Intended for release during the Bolan's Zip Gun era (but issued posthumously), "Christmas Bop" is pretty regrettable even for the reliably shameless T.Rex--cursory soul back-ups chiming an endless refrain of "Christmas, T.Rexmas!" beneath a bland Bolan nonsensically insisting that "Everybody's gotta do the Christmas Bop." Whatever the fuck that means.

Suicide "Hey Lord"
Alan Vega "No More Christmas Blues"
(A Christmas Record, 1981)

In 1981, New York's celebrated ZE Records (home to folks like the Contortions, Mars, Kid Creole and the Coconuts, and Lydia Lunch, among others) released what is probably the most important unheard Christmas record of all time, the simply titled A Christmas Record. The record features the first appearance of the Waitresses timeless "Christmas Wrapping," as well as skewed Christmas songs by Was (Not Was), James White (of Contortions fame), and two redundant contributions from camp Suicide--the collaborative "Hey Lord" and Alan Vega's solo "No More Christmas Blues"--which, for all intents and purposes, are essentially the same song. Both feature the same haunting, Martin Rev-composed backing track--the only real difference between the two songs are the discrepancies in Vega's varied mumbles.

The Fall
"(We Wish You A) Protein Christmas"
((We Wish You A) Protein Christmas single, 2003)

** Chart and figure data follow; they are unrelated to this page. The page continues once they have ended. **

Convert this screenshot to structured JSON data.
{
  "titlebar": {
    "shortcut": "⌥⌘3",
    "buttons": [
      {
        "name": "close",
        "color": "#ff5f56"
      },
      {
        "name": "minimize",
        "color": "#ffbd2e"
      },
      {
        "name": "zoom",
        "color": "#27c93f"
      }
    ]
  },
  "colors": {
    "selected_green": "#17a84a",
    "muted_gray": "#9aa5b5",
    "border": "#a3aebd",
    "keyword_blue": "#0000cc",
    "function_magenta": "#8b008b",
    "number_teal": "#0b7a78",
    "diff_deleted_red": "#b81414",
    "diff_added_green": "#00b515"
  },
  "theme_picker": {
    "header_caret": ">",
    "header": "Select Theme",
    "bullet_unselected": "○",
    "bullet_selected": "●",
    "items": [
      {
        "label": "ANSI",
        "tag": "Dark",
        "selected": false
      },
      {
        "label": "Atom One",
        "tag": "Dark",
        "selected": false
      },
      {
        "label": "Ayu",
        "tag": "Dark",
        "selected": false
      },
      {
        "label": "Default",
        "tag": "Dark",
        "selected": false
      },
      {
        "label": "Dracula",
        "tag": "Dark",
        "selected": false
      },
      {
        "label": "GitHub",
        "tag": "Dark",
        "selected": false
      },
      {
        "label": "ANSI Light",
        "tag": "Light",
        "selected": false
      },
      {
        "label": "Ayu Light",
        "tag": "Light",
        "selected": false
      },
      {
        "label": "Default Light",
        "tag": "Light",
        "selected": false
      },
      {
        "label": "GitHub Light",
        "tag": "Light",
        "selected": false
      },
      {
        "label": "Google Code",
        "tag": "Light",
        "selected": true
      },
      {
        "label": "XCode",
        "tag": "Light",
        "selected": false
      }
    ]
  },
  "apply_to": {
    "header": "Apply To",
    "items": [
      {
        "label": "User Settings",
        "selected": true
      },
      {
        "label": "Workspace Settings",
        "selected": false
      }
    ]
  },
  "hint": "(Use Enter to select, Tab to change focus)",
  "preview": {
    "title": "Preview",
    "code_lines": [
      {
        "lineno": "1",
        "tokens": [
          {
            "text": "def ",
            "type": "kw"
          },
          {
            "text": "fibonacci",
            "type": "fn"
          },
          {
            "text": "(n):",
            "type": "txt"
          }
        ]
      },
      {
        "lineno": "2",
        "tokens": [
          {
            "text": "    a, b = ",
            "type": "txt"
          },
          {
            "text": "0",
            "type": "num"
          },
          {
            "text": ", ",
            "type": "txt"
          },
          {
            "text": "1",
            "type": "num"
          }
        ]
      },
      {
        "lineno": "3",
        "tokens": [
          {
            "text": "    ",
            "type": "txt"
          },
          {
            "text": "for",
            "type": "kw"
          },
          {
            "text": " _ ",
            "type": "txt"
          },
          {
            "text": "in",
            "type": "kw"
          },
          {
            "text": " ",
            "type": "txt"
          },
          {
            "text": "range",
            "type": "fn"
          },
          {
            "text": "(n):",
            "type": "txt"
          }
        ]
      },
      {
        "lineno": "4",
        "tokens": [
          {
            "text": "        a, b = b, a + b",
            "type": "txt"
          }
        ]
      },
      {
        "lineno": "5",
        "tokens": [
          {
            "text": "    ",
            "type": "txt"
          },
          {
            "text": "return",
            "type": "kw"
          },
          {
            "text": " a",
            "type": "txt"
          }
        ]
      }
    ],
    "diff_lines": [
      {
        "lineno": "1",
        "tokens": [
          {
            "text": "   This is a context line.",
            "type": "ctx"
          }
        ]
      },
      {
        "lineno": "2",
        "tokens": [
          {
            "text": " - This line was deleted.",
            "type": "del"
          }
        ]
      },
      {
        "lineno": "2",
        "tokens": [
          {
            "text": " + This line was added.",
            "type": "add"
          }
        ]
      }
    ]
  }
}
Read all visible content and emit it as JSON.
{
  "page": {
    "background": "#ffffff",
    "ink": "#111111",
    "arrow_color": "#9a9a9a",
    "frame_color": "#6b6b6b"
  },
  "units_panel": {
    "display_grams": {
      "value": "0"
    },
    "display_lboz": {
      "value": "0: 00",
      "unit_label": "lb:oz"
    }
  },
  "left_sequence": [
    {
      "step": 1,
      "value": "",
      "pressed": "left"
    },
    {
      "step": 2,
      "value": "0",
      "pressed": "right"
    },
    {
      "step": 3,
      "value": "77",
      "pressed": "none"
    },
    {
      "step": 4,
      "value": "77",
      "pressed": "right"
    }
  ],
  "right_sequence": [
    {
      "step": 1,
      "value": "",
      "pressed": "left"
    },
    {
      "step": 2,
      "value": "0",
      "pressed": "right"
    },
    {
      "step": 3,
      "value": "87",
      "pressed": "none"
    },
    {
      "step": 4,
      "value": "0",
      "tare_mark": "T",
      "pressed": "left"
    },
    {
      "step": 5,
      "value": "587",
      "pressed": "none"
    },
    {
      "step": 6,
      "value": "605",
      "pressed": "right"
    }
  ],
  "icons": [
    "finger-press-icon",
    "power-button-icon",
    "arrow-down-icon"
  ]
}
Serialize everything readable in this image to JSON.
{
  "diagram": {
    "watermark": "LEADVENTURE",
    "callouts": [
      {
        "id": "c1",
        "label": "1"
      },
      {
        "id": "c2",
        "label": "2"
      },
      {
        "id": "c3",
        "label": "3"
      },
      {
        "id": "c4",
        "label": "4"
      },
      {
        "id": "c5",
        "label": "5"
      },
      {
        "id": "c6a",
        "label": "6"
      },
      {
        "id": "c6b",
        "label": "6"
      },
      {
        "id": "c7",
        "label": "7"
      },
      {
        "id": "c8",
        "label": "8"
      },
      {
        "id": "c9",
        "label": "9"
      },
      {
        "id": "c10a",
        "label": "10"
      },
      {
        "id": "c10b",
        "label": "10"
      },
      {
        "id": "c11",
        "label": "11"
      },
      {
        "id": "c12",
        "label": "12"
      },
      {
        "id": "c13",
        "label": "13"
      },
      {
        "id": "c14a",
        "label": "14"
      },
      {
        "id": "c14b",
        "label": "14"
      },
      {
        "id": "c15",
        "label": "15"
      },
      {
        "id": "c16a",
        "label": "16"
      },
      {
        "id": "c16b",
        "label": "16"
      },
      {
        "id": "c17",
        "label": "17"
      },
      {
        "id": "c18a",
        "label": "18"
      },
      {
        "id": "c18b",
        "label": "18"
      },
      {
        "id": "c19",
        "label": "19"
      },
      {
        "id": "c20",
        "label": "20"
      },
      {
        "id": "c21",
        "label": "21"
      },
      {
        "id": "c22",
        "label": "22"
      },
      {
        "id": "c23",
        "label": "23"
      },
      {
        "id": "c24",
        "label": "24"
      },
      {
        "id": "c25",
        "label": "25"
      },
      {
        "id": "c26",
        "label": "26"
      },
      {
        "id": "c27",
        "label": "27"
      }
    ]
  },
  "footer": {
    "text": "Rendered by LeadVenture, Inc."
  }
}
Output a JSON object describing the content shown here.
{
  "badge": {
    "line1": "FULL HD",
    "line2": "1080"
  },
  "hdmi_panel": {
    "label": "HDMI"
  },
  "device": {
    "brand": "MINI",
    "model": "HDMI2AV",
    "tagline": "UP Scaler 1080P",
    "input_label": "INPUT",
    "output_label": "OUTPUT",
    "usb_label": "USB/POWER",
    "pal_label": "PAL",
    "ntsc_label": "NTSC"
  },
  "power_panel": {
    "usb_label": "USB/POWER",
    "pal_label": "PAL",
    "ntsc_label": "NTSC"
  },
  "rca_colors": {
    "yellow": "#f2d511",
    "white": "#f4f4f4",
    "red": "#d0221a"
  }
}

In his 27-years of oppressive verbal diarrhea, Mark E. Smith had committed surprisingly little to tape on the matter of the holiday season--that is, before last year. "Protein Christmas" is a strangely compelling holiday reworking of "Proteinprotection"--originally released on last year's The Real New Fall LP--enhanced with images of "Christ's blood on the street," and a glass raised to the fact that "all the politicians are on holiday." A solid curio in the Fall's ever-widening crap to quality ratio.

Prince
"Another Lonely Christmas"
(B-Side from I Would Die 4 U single, 1984)

Rarely has someone so masterfully painted a tale that marries frozen fruit drinks, Pokeno, and skinny-dipping with the tragic, untimely death of a lover. Rarer still is it that someone can accomplish such a feat in the form of a Christmas song. But if history has taught us anything, it's that Prince is capable of the impossible. Still reeling from the blinding success of Purple Rain, Prince recorded his only known Christmas-themed song--the story of a grieving, nymphish rock star who mourns annually the loss of his lover to pneumonia (er... strep throat... or something) by "drink[ing] banana daiquiris 'til [he's] blind." Not exactly the Godhead's finest moment, but it sure beats the shit out of Band Aid.